Lesson 1: Always run to God, never run from God. Here is a story of some of my dark threads. I have cancer, specifically this story is about my leg wound. Nov-Dec 2013 I first heard I had cancer and I had butt surgery to remove it. February 2015 surgery to remove cancer from my leg. August of 2015 it was not healing. We went through Halloween, Thanksgiving, Christmas, Valentine's day without it healing.  I was listening to the audio Bible and I heard Jeremiah 15:18 - Why is my pain unceasing, my wound incurable, refusing to be healed. Man, did I relate.

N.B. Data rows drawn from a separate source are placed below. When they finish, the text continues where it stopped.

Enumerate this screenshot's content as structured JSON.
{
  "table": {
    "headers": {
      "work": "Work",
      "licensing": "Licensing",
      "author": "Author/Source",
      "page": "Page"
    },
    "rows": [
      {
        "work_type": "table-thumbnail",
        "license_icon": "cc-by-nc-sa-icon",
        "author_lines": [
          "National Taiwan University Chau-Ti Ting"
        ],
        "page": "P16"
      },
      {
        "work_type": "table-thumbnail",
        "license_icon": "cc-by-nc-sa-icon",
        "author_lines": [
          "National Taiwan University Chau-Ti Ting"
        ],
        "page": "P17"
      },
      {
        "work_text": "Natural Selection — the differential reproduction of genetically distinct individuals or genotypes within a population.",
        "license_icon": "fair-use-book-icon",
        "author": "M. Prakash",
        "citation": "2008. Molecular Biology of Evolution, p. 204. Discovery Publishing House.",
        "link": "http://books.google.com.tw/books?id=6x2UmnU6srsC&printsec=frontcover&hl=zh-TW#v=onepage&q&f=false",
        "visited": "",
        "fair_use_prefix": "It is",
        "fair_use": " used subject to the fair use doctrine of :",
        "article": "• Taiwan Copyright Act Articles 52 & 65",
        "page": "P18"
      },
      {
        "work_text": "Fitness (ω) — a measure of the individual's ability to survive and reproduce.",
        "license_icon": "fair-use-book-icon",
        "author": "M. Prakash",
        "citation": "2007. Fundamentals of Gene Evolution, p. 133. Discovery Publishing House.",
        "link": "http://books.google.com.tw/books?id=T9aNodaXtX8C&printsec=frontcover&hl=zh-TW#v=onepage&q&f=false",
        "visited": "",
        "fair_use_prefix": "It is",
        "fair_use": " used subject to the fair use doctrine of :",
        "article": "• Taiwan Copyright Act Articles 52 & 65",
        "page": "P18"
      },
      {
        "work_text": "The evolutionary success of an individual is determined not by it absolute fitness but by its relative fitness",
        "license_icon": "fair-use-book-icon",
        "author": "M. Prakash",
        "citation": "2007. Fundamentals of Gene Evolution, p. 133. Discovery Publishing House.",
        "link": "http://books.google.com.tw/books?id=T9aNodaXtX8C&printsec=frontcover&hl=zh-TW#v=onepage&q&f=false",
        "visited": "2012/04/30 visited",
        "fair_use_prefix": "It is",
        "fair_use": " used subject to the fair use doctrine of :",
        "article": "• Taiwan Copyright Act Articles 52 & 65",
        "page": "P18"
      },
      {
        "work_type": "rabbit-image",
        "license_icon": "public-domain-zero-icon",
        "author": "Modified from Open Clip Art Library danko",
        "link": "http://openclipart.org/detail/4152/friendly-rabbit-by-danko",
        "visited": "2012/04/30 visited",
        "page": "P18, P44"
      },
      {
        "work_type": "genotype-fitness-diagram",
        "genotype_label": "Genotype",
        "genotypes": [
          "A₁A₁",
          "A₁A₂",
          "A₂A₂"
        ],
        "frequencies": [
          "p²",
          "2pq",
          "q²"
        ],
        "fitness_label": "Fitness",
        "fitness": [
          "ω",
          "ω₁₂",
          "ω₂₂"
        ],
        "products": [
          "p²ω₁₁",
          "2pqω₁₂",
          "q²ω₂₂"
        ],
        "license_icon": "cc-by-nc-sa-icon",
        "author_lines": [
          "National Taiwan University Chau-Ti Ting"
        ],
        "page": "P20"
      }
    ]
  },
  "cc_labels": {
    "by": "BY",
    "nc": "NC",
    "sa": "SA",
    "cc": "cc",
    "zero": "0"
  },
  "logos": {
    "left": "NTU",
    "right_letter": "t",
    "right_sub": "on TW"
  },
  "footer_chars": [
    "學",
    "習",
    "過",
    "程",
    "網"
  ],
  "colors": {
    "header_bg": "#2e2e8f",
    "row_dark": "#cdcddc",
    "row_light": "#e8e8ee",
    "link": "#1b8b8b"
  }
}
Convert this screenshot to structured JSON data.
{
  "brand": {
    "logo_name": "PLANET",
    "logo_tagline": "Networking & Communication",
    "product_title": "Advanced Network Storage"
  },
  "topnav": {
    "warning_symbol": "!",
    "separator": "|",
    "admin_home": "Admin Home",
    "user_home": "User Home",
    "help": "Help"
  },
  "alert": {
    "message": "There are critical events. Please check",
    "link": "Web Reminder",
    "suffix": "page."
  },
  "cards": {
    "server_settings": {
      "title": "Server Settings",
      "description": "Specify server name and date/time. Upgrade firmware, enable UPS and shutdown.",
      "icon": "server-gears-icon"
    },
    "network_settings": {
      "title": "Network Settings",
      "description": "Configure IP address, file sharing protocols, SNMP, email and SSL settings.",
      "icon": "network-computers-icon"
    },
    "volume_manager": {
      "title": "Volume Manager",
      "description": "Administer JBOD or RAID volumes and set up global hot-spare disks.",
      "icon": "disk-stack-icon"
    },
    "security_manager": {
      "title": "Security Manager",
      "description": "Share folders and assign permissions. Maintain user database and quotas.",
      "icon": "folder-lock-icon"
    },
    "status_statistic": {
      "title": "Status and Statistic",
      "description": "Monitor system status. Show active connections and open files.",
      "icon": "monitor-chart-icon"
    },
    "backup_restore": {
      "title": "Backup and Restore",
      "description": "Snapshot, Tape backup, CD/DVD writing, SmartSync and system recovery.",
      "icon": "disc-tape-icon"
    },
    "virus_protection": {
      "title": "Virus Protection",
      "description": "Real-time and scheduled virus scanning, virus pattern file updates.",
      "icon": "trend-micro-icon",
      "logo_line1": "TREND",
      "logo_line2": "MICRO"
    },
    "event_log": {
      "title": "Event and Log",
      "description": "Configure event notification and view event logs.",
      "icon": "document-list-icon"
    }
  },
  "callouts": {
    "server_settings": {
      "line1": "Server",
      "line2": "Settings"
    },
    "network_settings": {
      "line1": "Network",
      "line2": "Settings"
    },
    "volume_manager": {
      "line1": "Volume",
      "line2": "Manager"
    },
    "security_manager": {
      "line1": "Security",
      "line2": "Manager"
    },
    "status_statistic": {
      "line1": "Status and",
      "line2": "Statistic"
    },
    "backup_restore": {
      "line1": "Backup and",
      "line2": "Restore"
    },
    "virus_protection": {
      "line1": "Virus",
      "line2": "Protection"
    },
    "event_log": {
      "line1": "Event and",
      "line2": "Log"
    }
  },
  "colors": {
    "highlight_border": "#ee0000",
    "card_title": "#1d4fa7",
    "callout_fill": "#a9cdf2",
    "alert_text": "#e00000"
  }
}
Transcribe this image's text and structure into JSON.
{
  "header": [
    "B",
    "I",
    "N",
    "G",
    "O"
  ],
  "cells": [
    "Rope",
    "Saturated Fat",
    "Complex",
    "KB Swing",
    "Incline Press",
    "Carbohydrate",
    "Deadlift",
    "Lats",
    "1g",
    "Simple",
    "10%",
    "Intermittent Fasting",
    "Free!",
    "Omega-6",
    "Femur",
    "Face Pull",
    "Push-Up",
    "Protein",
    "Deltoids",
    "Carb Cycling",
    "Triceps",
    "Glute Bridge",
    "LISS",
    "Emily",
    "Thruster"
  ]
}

Lesson 2: Lament is OK. Even good when you run to God. There are Psalms of lament. Run to God and lament because you believe his promises. Mark 9 speaks of the healing of a boy with unclean spirit and his father cried out "I believe, help my unbelief!". So they kept treating my leg wound - I had 50 hyberbaric oxygen treatments, a skin graft - leg wound finally all healed up Sept. 2016, more than 1.5 years after the surgery to take out the tumor. Yet it opened up again later.

Lesson 3: Patient Trust when things are hard. Think of Hebrews 12:11 which speaks of the peaceful fruit of righteousness. Patience builds your spiritual muscles, your faith. One of God's purposes in suffering is to strengthen and prepare you. You know God loves you. He didn't just have his pet die for you and me, but sent his son to die, to live the perfect life of obedience we should have lived and die the death we should have died so we could be with our Father in heaven. No eye has seen, no ear has heard, and no mind has conceived what God has prepared for those who love him - 1 Cor. 2:9.

So are you facing sorrow or a dark thread? Run to God. It's OK, even good, to lament to him. Tell God your pain. Recount his promises. Ask him to help your unbelief. Build your spiritual muscles and learn patient trust."

So. As I still grieve for my Dad and you face whatever your dark threads are, consider his little campfire message.